Emotions abound too. I feel energized—do I have a choice? I feel like a comedian—though that will end with familiarity…I give this another day or two. I feel useful—I hope this endures; I need that illusion. All these highs are tempered by a yearning to have my former students back. The first week is when I miss them most because I knew them. And I’ll also admit to some frustration. I feel like Sisyphus. You remember him, right? That venerable Greek king who was damned to push a boulder up a hill, only to see it fall to the bottom once he reached the top. He had to do this for eternity. He’s still pushing that big rock right now, just as I need to push my students to the same glorious heights my former students reached. Unlike Sisyphus, however, I do see an end in sight. About 180 days in fact.

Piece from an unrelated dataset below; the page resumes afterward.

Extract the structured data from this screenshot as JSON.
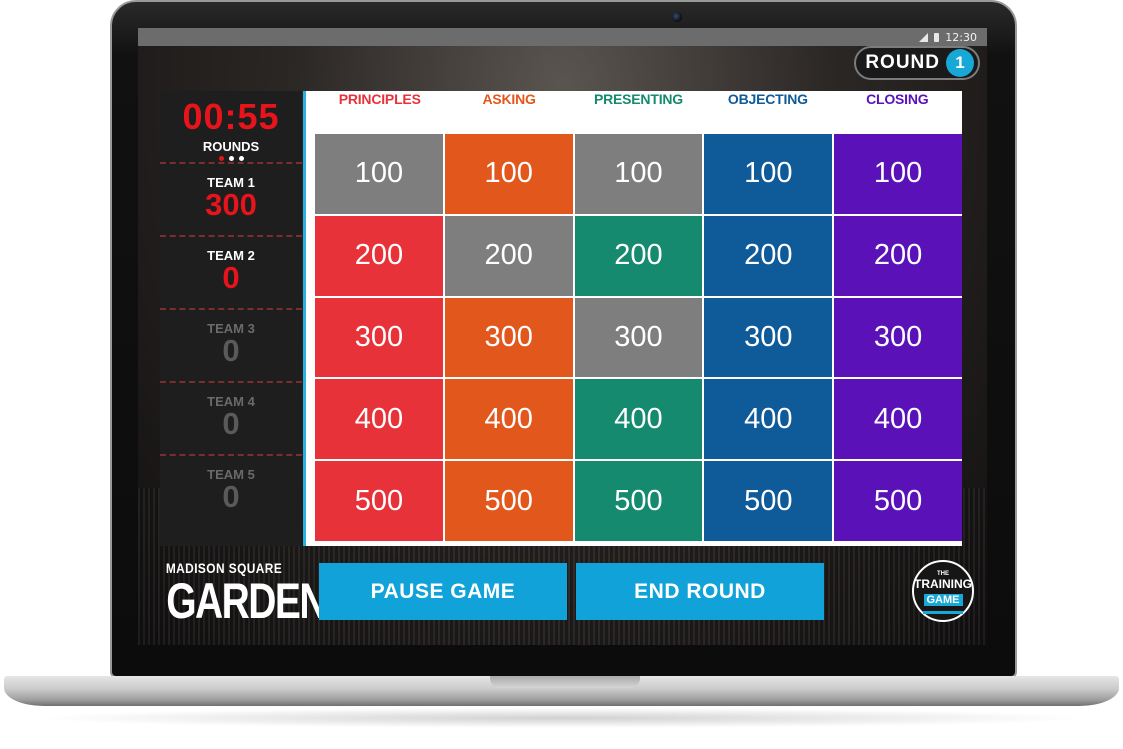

While scaling my final incline, I’m compelled to clean up after myself because after 31 years, I’ve accumulated mounds of stuff. Each day I vow to discard a few ancient files from a cabinet or give away a book or game on a shelf or deliberate over the fate of some trinket stuffed at the back of a drawer. I feel like I’m shedding, growing lighter each day. What have I found hidden? Lessons I haven’t taught in 20 years, my handwriting still the same. Some of the papers have paperclips that leave a rusty residue where they’ve been attached; many sheets have perforated edges from the detached strips that once fed into the teeth of those dinosaur printers with their dot matrix splatter. I don’t really miss the sound of the old printers, it’s not like the fondness one feels toward typewriter tapping, but I wouldn’t mind hearing that sound again. I’m finding old tests and answer keys, notes of speeches I delivered at senior brunch, my anxiety palpable on each page. I’m finding copies of papers I’ve graded, one from a former student who works here and who was thrilled to see it land on his desk, like a trace of his old self suddenly reappearing within these same walls. Or maybe that’s how I’m feeling. Just about everything my hands touch reminds me of the hours spent trying to wrestle this concept or that idea into understanding, then trying to imagine how to present those concepts in ways that might engage students.
This past week’s lessons may have been printed on brighter paper with crisper fonts and bound together by shiny clips, but the process doesn’t change much. Still discovery and wrestling and hope, day after day after day.